Woman Dies 2 Months After Receiving a Double-Lung Transplant From Someone With COVID-19
COVID-19 has made life tough for everybody who needed health care over the last year, but especially challenging for transplant patients. The pandemic has disrupted the referral and listing process, led to the postponement and cancellation of many transplant procedures, and made it more challenging for transplant patients to get the pre- and post-transplant care they require.
For one woman with chronic obstructive lung disease, finally getting her transplant wasn't the happy end to her transplant story. In a recent case study, published in the American Journal of Transplantation, doctors say a Michigan woman became infected with COVID-19 after receiving a tainted double-lung transplant from a donor who turned out to carry SARS-CoV-2, the virus that causes COVID-19, despite showing no symptoms and initially testing negative. The unnamed woman died last fall, two months after her transplant at University Hospital in Ann Arbor.
Officials at the University of Michigan Medical School believe it may be the first proven case of COVID-19 in the US in which the virus was transmitted via an organ transplant (and it's the only confirmed case out of almost 40,000 transplants in 2020).

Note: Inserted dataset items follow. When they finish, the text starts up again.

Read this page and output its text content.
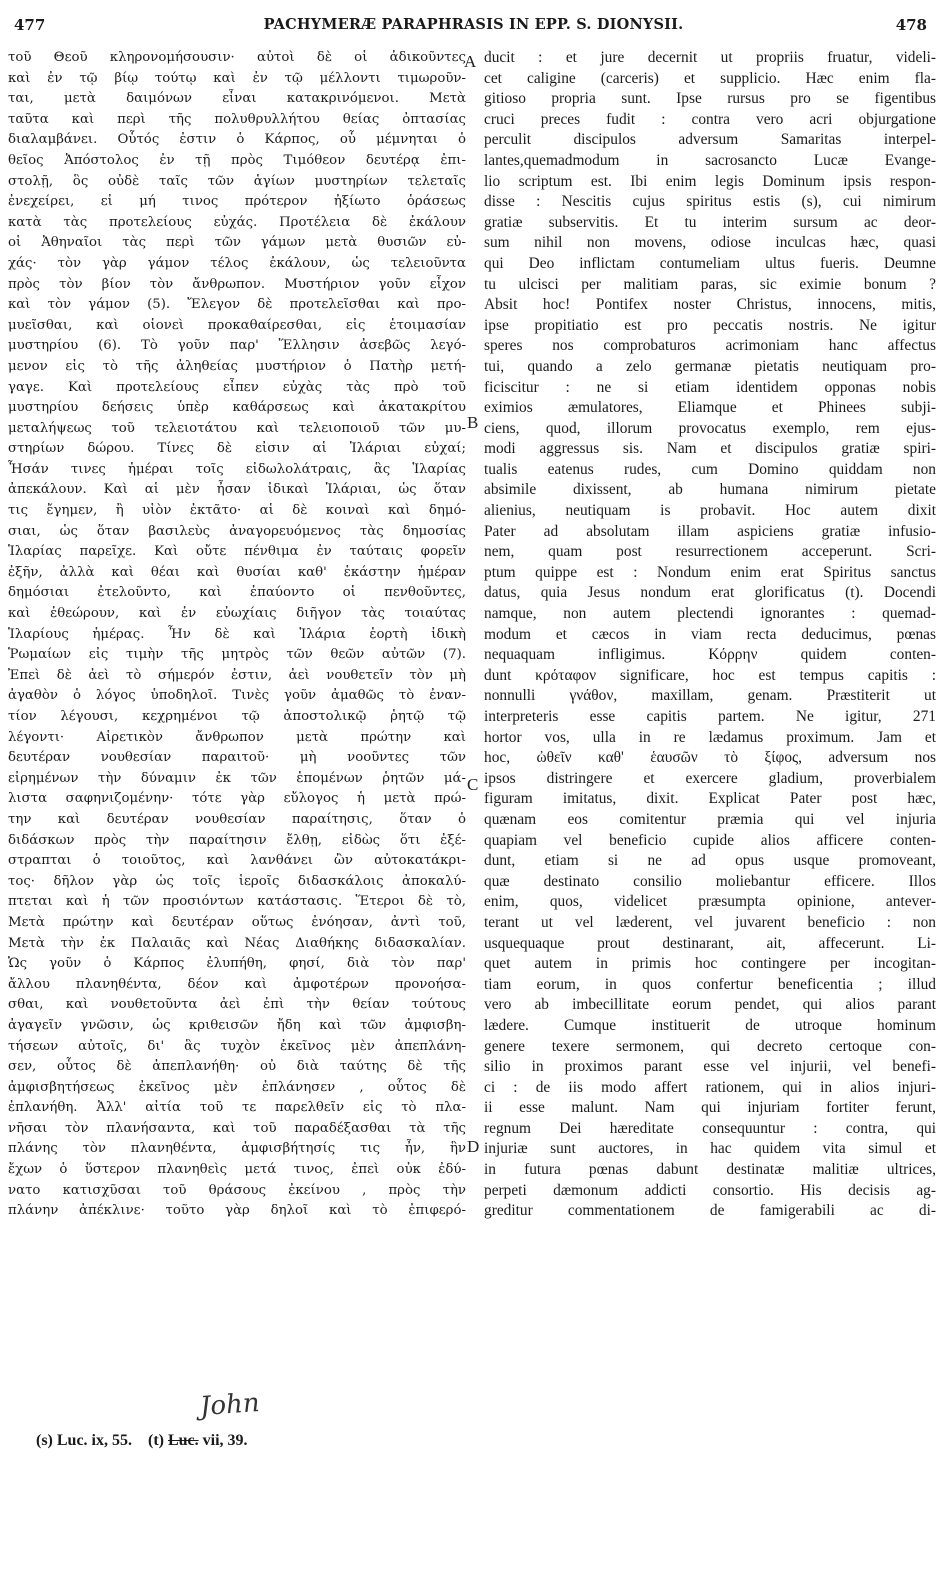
477	PACHYMERÆ PARAPHRASIS IN EPP. S. DIONYSII.	478
τοῦ Θεοῦ κληρονομήσουσιν· αὐτοὶ δὲ οἱ ἀδικοῦντες
καὶ ἐν τῷ βίῳ τούτῳ καὶ ἐν τῷ μέλλοντι τιμωροῦν-
ται, μετὰ δαιμόνων εἶναι κατακρινόμενοι. Μετὰ
ταῦτα καὶ περὶ τῆς πολυθρυλλήτου θείας ὀπτασίας
διαλαμβάνει. Οὗτός ἐστιν ὁ Κάρπος, οὗ μέμνηται ὁ
θεῖος Ἀπόστολος ἐν τῇ πρὸς Τιμόθεον δευτέρᾳ ἐπι-
στολῇ, ὃς οὐδὲ ταῖς τῶν ἁγίων μυστηρίων τελεταῖς
ἐνεχείρει, εἰ μή τινος πρότερον ἠξίωτο ὁράσεως
κατὰ τὰς προτελείους εὐχάς. Προτέλεια δὲ ἐκάλουν
οἱ Ἀθηναῖοι τὰς περὶ τῶν γάμων μετὰ θυσιῶν εὐ-
χάς· τὸν γὰρ γάμον τέλος ἐκάλουν, ὡς τελειοῦντα
πρὸς τὸν βίον τὸν ἄνθρωπον. Μυστήριον γοῦν εἶχον
καὶ τὸν γάμον (5). Ἔλεγον δὲ προτελεῖσθαι καὶ προ-
μυεῖσθαι, καὶ οἱονεὶ προκαθαίρεσθαι, εἰς ἑτοιμασίαν
μυστηρίου (6). Τὸ γοῦν παρ' Ἕλλησιν ἀσεβῶς λεγό-
μενον εἰς τὸ τῆς ἀληθείας μυστήριον ὁ Πατὴρ μετή-
γαγε. Καὶ προτελείους εἶπεν εὐχὰς τὰς πρὸ τοῦ
μυστηρίου δεήσεις ὑπὲρ καθάρσεως καὶ ἀκατακρίτου
μεταλήψεως τοῦ τελειοτάτου καὶ τελειοποιοῦ τῶν μυ-
στηρίων δώρου. Τίνες δὲ εἰσιν αἱ Ἱλάριαι εὐχαί;
Ἦσάν τινες ἡμέραι τοῖς εἰδωλολάτραις, ἃς Ἱλαρίας
ἀπεκάλουν. Καὶ αἱ μὲν ἦσαν ἰδικαὶ Ἱλάριαι, ὡς ὅταν
τις ἔγημεν, ἢ υἱὸν ἐκτᾶτο· αἱ δὲ κοιναὶ καὶ δημό-
σιαι, ὡς ὅταν βασιλεὺς ἀναγορευόμενος τὰς δημοσίας
Ἱλαρίας παρεῖχε. Καὶ οὔτε πένθιμα ἐν ταύταις φορεῖν
ἐξῆν, ἀλλὰ καὶ θέαι καὶ θυσίαι καθ' ἑκάστην ἡμέραν
δημόσιαι ἐτελοῦντο, καὶ ἐπαύοντο οἱ πενθοῦντες,
καὶ ἐθεώρουν, καὶ ἐν εὐωχίαις διῆγον τὰς τοιαύτας
Ἱλαρίους ἡμέρας. Ἦν δὲ καὶ Ἱλάρια ἑορτὴ ἰδικὴ
Ῥωμαίων εἰς τιμὴν τῆς μητρὸς τῶν θεῶν αὐτῶν (7).
Ἐπεὶ δὲ ἀεὶ τὸ σήμερόν ἐστιν, ἀεὶ νουθετεῖν τὸν μὴ
ἀγαθὸν ὁ λόγος ὑποδηλοῖ. Τινὲς γοῦν ἀμαθῶς τὸ ἐναν-
τίον λέγουσι, κεχρημένοι τῷ ἀποστολικῷ ῥητῷ τῷ
λέγοντι· Αἱρετικὸν ἄνθρωπον μετὰ πρώτην καὶ
δευτέραν νουθεσίαν παραιτοῦ· μὴ νοοῦντες τῶν
εἰρημένων τὴν δύναμιν ἐκ τῶν ἑπομένων ῥητῶν μά-
λιστα σαφηνιζομένην· τότε γὰρ εὔλογος ἡ μετὰ πρώ-
την καὶ δευτέραν νουθεσίαν παραίτησις, ὅταν ὁ
διδάσκων πρὸς τὴν παραίτησιν ἔλθῃ, εἰδὼς ὅτι ἐξέ-
στραπται ὁ τοιοῦτος, καὶ λανθάνει ὢν αὐτοκατάκρι-
τος· δῆλον γὰρ ὡς τοῖς ἱεροῖς διδασκάλοις ἀποκαλύ-
πτεται καὶ ἡ τῶν προσιόντων κατάστασις. Ἕτεροι δὲ τὸ,
Μετὰ πρώτην καὶ δευτέραν οὕτως ἐνόησαν, ἀντὶ τοῦ,
Μετὰ τὴν ἐκ Παλαιᾶς καὶ Νέας Διαθήκης διδασκαλίαν.
Ὡς γοῦν ὁ Κάρπος ἐλυπήθη, φησί, διὰ τὸν παρ'
ἄλλου πλανηθέντα, δέον καὶ ἀμφοτέρων προνοήσα-
σθαι, καὶ νουθετοῦντα ἀεὶ ἐπὶ τὴν θείαν τούτους
ἀγαγεῖν γνῶσιν, ὡς κριθεισῶν ἤδη καὶ τῶν ἀμφισβη-
τήσεων αὐτοῖς, δι' ἃς τυχὸν ἐκεῖνος μὲν ἀπεπλάνη-
σεν, οὗτος δὲ ἀπεπλανήθη· οὐ διὰ ταύτης δὲ τῆς
ἀμφισβητήσεως ἐκεῖνος μὲν ἐπλάνησεν , οὗτος δὲ
ἐπλανήθη. Ἀλλ' αἰτία τοῦ τε παρελθεῖν εἰς τὸ πλα-
νῆσαι τὸν πλανήσαντα, καὶ τοῦ παραδέξασθαι τὰ τῆς
πλάνης τὸν πλανηθέντα, ἀμφισβήτησίς τις ἦν, ἣν
ἔχων ὁ ὕστερον πλανηθεὶς μετά τινος, ἐπεὶ οὐκ ἐδύ-
νατο κατισχῦσαι τοῦ θράσους ἐκείνου , πρὸς τὴν
πλάνην ἀπέκλινε· τοῦτο γὰρ δηλοῖ καὶ τὸ ἐπιφερό-
ducit : et jure decernit ut propriis fruatur, videli-
cet caligine (carceris) et supplicio. Hæc enim fla-
gitioso propria sunt. Ipse rursus pro se figentibus
cruci preces fudit : contra vero acri objurgatione
perculit discipulos adversum Samaritas interpel-
lantes,quemadmodum in sacrosancto Lucæ Evange-
lio scriptum est. Ibi enim legis Dominum ipsis respon-
disse : Nescitis cujus spiritus estis (s), cui nimirum
gratiæ subservitis. Et tu interim sursum ac deor-
sum nihil non movens, odiose inculcas hæc, quasi
qui Deo inflictam contumeliam ultus fueris. Deumne
tu ulcisci per malitiam paras, sic eximie bonum ?
Absit hoc! Pontifex noster Christus, innocens, mitis,
ipse propitiatio est pro peccatis nostris. Ne igitur
speres nos comprobaturos acrimoniam hanc affectus
tui, quando a zelo germanæ pietatis neutiquam pro-
ficiscitur : ne si etiam identidem opponas nobis
eximios æmulatores, Eliamque et Phinees subji-
ciens, quod, illorum provocatus exemplo, rem ejus-
modi aggressus sis. Nam et discipulos gratiæ spiri-
tualis eatenus rudes, cum Domino quiddam non
absimile dixissent, ab humana nimirum pietate
alienius, neutiquam is probavit. Hoc autem dixit
Pater ad absolutam illam aspiciens gratiæ infusio-
nem, quam post resurrectionem acceperunt. Scri-
ptum quippe est : Nondum enim erat Spiritus sanctus
datus, quia Jesus nondum erat glorificatus (t). Docendi
namque, non autem plectendi ignorantes : quemad-
modum et cæcos in viam recta deducimus, pœnas
nequaquam infligimus. Κόρρην quidem conten-
dunt κρόταφον significare, hoc est tempus capitis :
nonnulli γνάθον, maxillam, genam. Præstiterit ut
interpreteris esse capitis partem. Ne igitur, 271
hortor vos, ulla in re lædamus proximum. Jam et
hoc, ὠθεῖν καθ' ἑαυσῶν τὸ ξίφος, adversum nos
ipsos distringere et exercere gladium, proverbialem
figuram imitatus, dixit. Explicat Pater post hæc,
quænam eos comitentur præmia qui vel injuria
quapiam vel beneficio cupide alios afficere conten-
dunt, etiam si ne ad opus usque promoveant,
quæ destinato consilio moliebantur efficere. Illos
enim, quos, videlicet præsumpta opinione, antever-
terant ut vel læderent, vel juvarent beneficio : non
usquequaque prout destinarant, ait, affecerunt. Li-
quet autem in primis hoc contingere per incogitan-
tiam eorum, in quos confertur beneficentia ; illud
vero ab imbecillitate eorum pendet, qui alios parant
lædere. Cumque instituerit de utroque hominum
genere texere sermonem, qui decreto certoque con-
silio in proximos parant esse vel injurii, vel benefi-
ci : de iis modo affert rationem, qui in alios injuri-
ii esse malunt. Nam qui injuriam fortiter ferunt,
regnum Dei hæreditate consequuntur : contra, qui
injuriæ sunt auctores, in hac quidem vita simul et
in futura pœnas dabunt destinatæ malitiæ ultrices,
perpeti dæmonum addicti consortio. His decisis ag-
greditur commentationem de famigerabili ac di-
A
B
C
D
John
(s) Luc. ix, 55. (t) Luc. vii, 39.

The officials are calling for more exhaustive testing of lung transplant donors, including the testing of samples from deep within the donor lungs as well as the nose and throat. They also suggest "enhanced personal protective equipment for health care workers involved in lung procurement and transplantation" after a surgeon who handled the donor lungs was also infected with the virus and fell ill, but later recovered.
"We would absolutely not have used the lungs if we'd had a positive COVID test," co-author Daniel Kaul, MD, director of Michigan Medicine's transplant infectious disease service, said in a statement from Kaiser Health News, as reported by NBC News. He added, "all the screening that we normally do and are able to do, we did." This included routine collection of nose and throat samples from both the organ donor (a woman from the Upper Midwest, who died after suffering a severe brain injury in a car accident) and the recipient, which all tested negative for SARS-CoV-2.
But three days after the transplant operation, the recipient showed concerning symptoms. She had a fever, she experienced breathing difficulties, and her blood pressure fell. Hospital imaging revealed signs of a lung infection, and when her condition got worse (she developed septic shock and heart function problems), doctors tested her for SARS-CoV-2. The samples from her new lungs came back positive, which led doctors back to samples from the transplant donor. Tests showed that a swab from the donor's nose and throat retrieved 48 hours after her lungs her procured were negative, and her family confirmed that she had no history of recent travel or known exposure to anybody with the disease. Nor was she displaying any COVID-19 symptoms.
It wasn't until doctors returned to a sample of fluid washed from deep within the donor lungs that they got a positive COVID-19 result. Four days after the transplant, the surgeon also tested positive, and genetic screening showed that the transplant recipient and the surgeon were both infected by the donor.
Despite being treated with a range of known COVID-19 treatments, including the newly approved drug remdesivir and convalescent blood plasma from people previously infected with the disease, the patient's health deteriorated to the point where the only option was extracorporeal membrane oxygenation (ECMO). But it didn't work, and life support was withdrawn. She died 61 days after her transplant.
During the pandemic, organ donors have been tested routinely for SARS-CoV-2, even though it's not required by the Organ Procurement and Transplantation Network (OPTN), which monitors transplants in the US. But the Michigan case highlights the importance of more thorough sampling before a transplant, particularly in areas with high rates of COVID-19 transmission, Dr. Kaul said.
The information in this story is accurate as of press time. However, as the situation surrounding COVID-19 continues to evolve, it's possible that some data have changed since publication. While Health is trying to keep our stories as up-to-date as possible, we also encourage readers to stay informed on news and recommendations for their own communities by using the CDC, WHO, and their local public health department as resources.